When construction of a new addition on the Boston University School of Law’s campus is finished this summer, it will mark six years from conception to completion. But the spacious 93,000-square-foot, five-story structure set to replace the school’s iconic Josep Lluís Sert–designed law tower as a classroom facility almost didn’t happen.

In 2008, Boston University officials feared that Sert’s law school building would need, at the very least, a substantial renovation. The 265-foot tower, which was erected during the first half of the 1960s, had lost favor with students and faculty because of its inefficient design. University officials approached the Cambridge-based Bruner/Cott & Associates to help them assess the practicality of such a renovation—and to offer their own suggestions.

 

“The dean of the law school had two complaints about the building,” Leland Cott, a founding principal of Bruner/Cott, told AN. “Aside from the issue of leaking and snowdrifts in the classrooms, functionally it had too small of a floor plate for a tower and the classrooms were not easily accessible. It was a flaw in Sert’s design to put classrooms in the tower and then expect students to get there efficiently in small elevators.”

Cott and his team of designers believed that with a little ingenuity the tower could be preserved while also meeting the school’s criteria that a new facility include state of the art classrooms, a new library facility, and informal meeting places for students. The architects devised a separate building adjacent to the tower that would create more horizontal space, improve classroom accessibility, and provide room for students to congregate. The tower, the team decided, would be revamped to house the school’s administrative departments and faculty offices. Thus the Sumner M. Redstone building—named after the media magnate who gave a lead gift to the $130 million project—was born.

   

The design team chose limestone as the principal material because of its similar aesthetic qualities to those used for the law tower and the theology building, which lies to the south of the Redstone building. The design’s glass portions bring the project into the 21st century. Cantilevers on the north and west sides complement those Sert incorporated into his other buildings on the campus and create a dialogue with the surroundings, said Cott. The building’s central element and entryway is a 4,000 square-foot, glass-enclosed winter garden. It also serves as an informal gathering space for the student body.

For Cott, one of the challenges of the design was in keeping with Sert’s initial vision. “I knew Sert,” he said. “He was the Dean of Harvard’s Graduate School of Design when I attended. My design team frequently asked, ‘What would Sert have thought of this? Would he object?’”

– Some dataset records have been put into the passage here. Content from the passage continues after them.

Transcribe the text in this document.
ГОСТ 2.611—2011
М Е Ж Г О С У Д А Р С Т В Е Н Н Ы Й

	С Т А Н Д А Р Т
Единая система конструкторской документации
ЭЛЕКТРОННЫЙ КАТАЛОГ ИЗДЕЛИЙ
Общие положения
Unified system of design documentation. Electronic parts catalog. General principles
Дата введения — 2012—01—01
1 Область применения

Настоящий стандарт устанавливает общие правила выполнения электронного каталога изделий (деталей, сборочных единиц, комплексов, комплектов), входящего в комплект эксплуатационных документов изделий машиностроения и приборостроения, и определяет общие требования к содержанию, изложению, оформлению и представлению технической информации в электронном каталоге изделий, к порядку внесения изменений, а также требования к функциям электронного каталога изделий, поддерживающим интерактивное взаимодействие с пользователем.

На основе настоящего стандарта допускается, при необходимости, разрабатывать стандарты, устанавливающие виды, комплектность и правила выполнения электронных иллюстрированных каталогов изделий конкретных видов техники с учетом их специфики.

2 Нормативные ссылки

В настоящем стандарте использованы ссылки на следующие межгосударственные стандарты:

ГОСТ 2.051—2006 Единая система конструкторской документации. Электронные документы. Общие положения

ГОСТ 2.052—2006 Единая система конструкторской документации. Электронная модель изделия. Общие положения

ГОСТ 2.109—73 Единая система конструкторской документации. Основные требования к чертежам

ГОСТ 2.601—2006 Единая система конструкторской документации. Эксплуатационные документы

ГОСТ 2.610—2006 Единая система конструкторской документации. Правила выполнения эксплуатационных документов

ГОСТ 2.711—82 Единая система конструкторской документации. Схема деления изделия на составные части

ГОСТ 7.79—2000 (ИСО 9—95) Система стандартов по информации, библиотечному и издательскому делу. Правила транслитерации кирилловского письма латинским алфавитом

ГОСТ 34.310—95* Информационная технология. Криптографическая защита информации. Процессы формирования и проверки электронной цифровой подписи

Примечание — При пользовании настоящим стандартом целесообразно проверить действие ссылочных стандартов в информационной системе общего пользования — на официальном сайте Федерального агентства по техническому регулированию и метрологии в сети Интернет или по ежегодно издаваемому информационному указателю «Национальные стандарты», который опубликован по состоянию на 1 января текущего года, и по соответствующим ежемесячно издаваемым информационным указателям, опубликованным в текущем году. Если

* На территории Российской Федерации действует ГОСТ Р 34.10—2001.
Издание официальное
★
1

Cott said that Sert would approve not only of the project, but of the effort to reinvigorate his works for a modern audience. “When you’re dealing with a master like Sert, an architect of significant importance, we look to ways of preserving his architecture and correcting the faults that people have with it in ways that will make people like it once again. I think that’s what we and Boston University have succeeded at doing.”